Naive String Matching Algorithm
Interactive demonstration of sliding pattern search with overlapping matches.
📝 Problem Statement
Find all indices in a Text ($T$) where a Pattern ($P$) occurs. After a match is found, the pattern slides forward by **only 1 index** to check for subsequent overlapping matches.
Input Section
Initial Visualization:
💡 The Naive Sliding Approach
Core Principle:
The pattern $P$ is aligned at shift $i$ in the text $T$. We compare $P[j]$ with $T[i+j]$ character by character.
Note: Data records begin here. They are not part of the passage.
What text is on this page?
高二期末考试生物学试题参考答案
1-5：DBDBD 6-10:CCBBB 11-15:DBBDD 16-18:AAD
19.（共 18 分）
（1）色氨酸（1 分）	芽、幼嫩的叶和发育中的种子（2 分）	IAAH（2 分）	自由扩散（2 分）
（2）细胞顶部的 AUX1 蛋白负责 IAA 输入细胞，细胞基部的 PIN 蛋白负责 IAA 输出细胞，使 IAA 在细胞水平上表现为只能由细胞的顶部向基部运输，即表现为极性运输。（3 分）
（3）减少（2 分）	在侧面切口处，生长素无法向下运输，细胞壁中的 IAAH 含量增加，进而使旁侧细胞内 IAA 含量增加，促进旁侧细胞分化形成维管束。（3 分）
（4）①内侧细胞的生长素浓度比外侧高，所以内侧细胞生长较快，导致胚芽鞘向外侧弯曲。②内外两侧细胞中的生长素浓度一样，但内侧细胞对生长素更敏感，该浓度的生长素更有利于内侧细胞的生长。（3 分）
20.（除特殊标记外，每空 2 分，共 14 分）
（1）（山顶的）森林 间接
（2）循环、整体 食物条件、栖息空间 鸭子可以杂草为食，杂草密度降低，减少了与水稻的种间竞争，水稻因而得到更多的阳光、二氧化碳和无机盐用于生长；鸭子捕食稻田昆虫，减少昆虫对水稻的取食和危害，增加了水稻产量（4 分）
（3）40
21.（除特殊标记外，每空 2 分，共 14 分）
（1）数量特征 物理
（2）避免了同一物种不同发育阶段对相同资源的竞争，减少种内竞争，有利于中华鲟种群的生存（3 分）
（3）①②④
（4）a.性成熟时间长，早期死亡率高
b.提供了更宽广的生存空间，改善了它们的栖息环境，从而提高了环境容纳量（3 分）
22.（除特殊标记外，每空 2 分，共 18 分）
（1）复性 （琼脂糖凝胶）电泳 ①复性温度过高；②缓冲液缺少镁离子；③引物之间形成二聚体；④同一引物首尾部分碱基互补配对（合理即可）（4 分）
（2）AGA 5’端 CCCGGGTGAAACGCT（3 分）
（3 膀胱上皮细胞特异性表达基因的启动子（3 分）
If a match is found, we record the index $i$ and then slide $P$ by $i \to i+1$ to continue the search.
Comparison Steps:
- Initialize shift **$i=0$** (start of text).
- At each shift $i$, compare **$P[j]$** with **$T[i+j]$** for $j = 0$ to $M-1$.
- **If mismatch** ($P[j] \neq T[i+j]$): Stop comparison at shift $i$. Increment the shift: **$i \to i+1$**. Reset comparison index $j=0$.
- **If full match** ($j$ reaches $M$): Record index $i$. Increment the shift: **$i \to i+1$**. Reset comparison index $j=0$. (This is the rule allowing overlapping matches).
- Repeat until $i$ exceeds $N-M$.
🎬 Step-by-Step Demo
Visualization
Output Log
Final Match Indices: None
📊 Algorithm Analysis
Best Case Complexity
O(N)
Occurs when the pattern is immediately found at the start, or when mismatches occur immediately (e.g., $T=\text{AAAAAAAA...}$, $P=\text{BAA...}$). The inner loop runs only once per shift $i$.
Worst Case Complexity
O(N * M)
Occurs in cases like $T=\text{AAAAAAB}$ and $P=\text{AAAB}$. The algorithm performs almost $M$ comparisons at every shift $i$ before a mismatch forces a slide. This is inefficient for very large strings.
Why it's "Naive"
The algorithm is naive because when a mismatch occurs, it discards all prior matching information. More advanced algorithms (like KMP) use precomputed data (the failure function) to determine the optimal next slide distance, drastically improving the worst-case time complexity to $O(N)$.